La seconde d'après, la main de Blaise s'abattit sur sa joue avec une telle violence qu'il aurait put en recracher sa mâchoire. Sa tête se renversa à gauche tandis que sa poitrine se soulevait furieusement. Puis ses épaules se secouèrent lentement tandis qu'il continuait de rire.
« Bizarre. Je pensais que si, éventuellement, l'un de vous viendrait me faire la peau, ce serait plutôt le petit blond. Il n'arrêtait pas de venir la voir à Ste Mangouste. »
Tom réunit tout ses efforts pour faire à nouveau face à Blaise. Il lui adressa un sourire provocateur. Ce fut comme si la claque venait de lui enlever d'un coup toute peur. Comme s'il réalisait qu'il n'avait absolument plus rien à perdre.
« Ça me rendait un peu jaloux d'ailleurs. J'ai du en faire pâtir votre jolie Boucle d'Or plus d'une fois à cause de ça. »
Blaise continuait de l'observer mais si sa figure ne laissait rien transparaître, ses poings, eux, étaient serrés comme prêts à administrer des coups.
« Mais elle restait toujours très, très obéissante. Ou du moins, la plupart du temps. Lorsque ça n'allait pas vraiment et que je sentais un petit air de rébellion...la corde. Et tout revenait par-fai-te-ment dans l'ordre. »
Blaise tourna lentement sa tête de côté.
« La corde ? » répéta-t-il d'une voix hachée. « Qu'est-ce que c'est que ça ? »
Le sourire de Tom s'élargit.
« Vous tenez vraiment à le savoir ? » murmura-t-il.
Ils s'affrontèrent à nouveau du regard et là, ce fut Blaise qui perdit car son masque de neutralité vacillait dangereusement.
« Moui. Ce serait sans doute un peu trop dur pour vous. » continua Tom tandis que Blaise commençait à faire les cent pas devant lui.
Blaise prenait bien soin d'inspirer puis d'expirer à chaque pas pour ne pas perdre le contrôle trop rapidement.
« Vous vouliez savoir pourquoi Hermione ? »

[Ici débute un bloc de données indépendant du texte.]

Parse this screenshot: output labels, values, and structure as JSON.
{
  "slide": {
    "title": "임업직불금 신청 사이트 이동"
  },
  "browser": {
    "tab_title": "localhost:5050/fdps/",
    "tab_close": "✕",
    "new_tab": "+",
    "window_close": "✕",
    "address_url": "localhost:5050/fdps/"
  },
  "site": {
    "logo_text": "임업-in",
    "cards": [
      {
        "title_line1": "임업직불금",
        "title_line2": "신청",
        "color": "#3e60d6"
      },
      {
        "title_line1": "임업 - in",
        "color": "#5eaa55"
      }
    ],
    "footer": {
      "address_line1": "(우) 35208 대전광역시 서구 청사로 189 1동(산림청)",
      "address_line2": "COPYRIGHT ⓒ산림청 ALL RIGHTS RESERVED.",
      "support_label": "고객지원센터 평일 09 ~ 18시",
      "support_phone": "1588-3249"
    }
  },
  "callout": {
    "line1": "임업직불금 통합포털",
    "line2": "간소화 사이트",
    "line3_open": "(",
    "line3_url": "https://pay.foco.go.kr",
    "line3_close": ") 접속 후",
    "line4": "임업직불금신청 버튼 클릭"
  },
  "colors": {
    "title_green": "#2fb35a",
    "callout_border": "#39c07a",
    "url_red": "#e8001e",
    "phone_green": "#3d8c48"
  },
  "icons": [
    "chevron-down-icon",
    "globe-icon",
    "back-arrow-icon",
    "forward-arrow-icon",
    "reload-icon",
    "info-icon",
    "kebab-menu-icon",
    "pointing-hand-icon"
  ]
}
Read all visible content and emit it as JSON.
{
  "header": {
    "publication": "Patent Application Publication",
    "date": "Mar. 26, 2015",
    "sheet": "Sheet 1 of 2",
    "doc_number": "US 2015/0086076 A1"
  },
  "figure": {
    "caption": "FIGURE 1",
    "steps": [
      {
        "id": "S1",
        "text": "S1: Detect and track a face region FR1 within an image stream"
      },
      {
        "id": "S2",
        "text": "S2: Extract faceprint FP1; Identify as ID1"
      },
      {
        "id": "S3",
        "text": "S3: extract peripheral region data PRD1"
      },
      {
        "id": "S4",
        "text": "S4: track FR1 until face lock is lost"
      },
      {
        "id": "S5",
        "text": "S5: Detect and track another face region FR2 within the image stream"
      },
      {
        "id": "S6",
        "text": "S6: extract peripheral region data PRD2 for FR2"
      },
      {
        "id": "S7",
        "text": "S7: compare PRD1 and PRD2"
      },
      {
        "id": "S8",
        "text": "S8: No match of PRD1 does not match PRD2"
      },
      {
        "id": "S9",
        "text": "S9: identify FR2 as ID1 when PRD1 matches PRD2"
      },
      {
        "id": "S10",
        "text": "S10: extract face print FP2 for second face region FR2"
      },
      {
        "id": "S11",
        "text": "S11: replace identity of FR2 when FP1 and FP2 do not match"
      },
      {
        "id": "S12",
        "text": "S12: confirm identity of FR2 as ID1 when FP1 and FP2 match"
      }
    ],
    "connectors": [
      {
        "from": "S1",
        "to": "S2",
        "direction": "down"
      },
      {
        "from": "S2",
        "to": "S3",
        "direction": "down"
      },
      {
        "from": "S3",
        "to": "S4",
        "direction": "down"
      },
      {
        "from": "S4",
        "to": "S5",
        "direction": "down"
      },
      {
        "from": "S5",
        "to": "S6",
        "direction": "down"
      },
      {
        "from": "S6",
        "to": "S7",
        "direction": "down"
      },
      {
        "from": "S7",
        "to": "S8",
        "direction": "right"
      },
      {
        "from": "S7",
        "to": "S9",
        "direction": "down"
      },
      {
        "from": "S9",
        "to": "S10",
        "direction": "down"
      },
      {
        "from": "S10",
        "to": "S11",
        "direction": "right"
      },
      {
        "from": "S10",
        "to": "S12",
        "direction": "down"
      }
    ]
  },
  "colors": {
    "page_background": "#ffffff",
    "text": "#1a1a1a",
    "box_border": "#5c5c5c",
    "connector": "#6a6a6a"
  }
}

Blaise se massa l'arrête du nez en fermant les yeux...
« Pour la même raison que vous. »
...puis s'arrêta net et se tourna vers Tom, intrigué.
« Elle vous fascine cette fille, hein ? Avouez-le. »
Blaise continua ses cent pas.
« Elle ne sourit jamais. Elle ne parle presque jamais. Elle est insolente juste par sa façon de regarder. Mais putain ce qu'elle fascine. »
Blaise ferma à nouveau les yeux.
« Ses yeux...vous avez déjà vu des yeux pareils ? Couleur miel. Orange. Avez-vous déjà vu de pareils yeux ? Ils pourraient hypnotiser n'importe quel homme sain d'esprit sur Terre. »
« Et c'est ce que vous êtes ? » rétorqua Blaise.
« Et c'est ce que vous êtes ? » retourna la question Tom.
Blaise s'arrêta, se tourna vers lui et eut un demi-sourire.
« Qu'est-ce que vous êtes en train d'essayer de faire au juste ? »
« Retarder ma mort, je suppose. » répondit franchement Tom.
« Et qui a dit que vous alliez mourir ? »
Tom le regarda en plissant des yeux, l'air de dire : « Allez, à d'autres ». Blaise continua ses cent pas.
« Continuez de parler d'Hermione. »
Tom éclata de rire.
« Ca vous plaît ? Vous vous reconnaissez dans mon discours ? »
« Gardez vos putains de commentaires inutiles pour vous et faites ce que je vous ai demandé. » répliqua du tac au tac Blaise, d'une voix où vibrait la tension.
Il ferma à nouveau les yeux et entendit Tom se racler la gorge pour la seconde fois.
« Elle était belle, que voulez-vous que je vous dise ? Belle et singulière. Je n'avais jamais vu une femme aussi...aussi...pfff, je sais pas. Mystérieuse ? Extraordinairement attirante ? Sensuellement froide ? Magnifique ? Prenez l'expression qui vous plaît. »
Tom soupira.
« Quelque fois, je la voyais dans les couloirs, et je n'avais qu'une seule envie : l'embrasser. »
La figure de Blaise se plissa de dégoût mais il continua de marcher.
« Je sais ce que j'ai fait. Je sais que c'est mal. J'aurais aimé que cela se passe d'une autre façon mais...mais elle ne m'en a pas laissé le choix. »
« D'une manière ou d'une autre, ça reste du viol. »
« ...Oui mais... »
« PUTAIN MAIS Y'A PAS DE MAIS ! » hurla Blaise en secouant la chaise.
C'était avec toute la haine du monde que le bassiste dévisageait Tom Jedusor à présent. Et ce-dernier se fendit en un nouveau sourire narquois.
« Mais c'est qu'il est amoureux de son Hermione... » murmura-t-il. « Comme c'est mignon...tout s'explique à présent. »
« Vous n'êtes qu'un sac à merde. » siffla Blaise.
« Soit. Soyons des sacs à merdes tous les deux dans ce cas. J'ai bien senti que vous n'étiez pas si différent de moi. »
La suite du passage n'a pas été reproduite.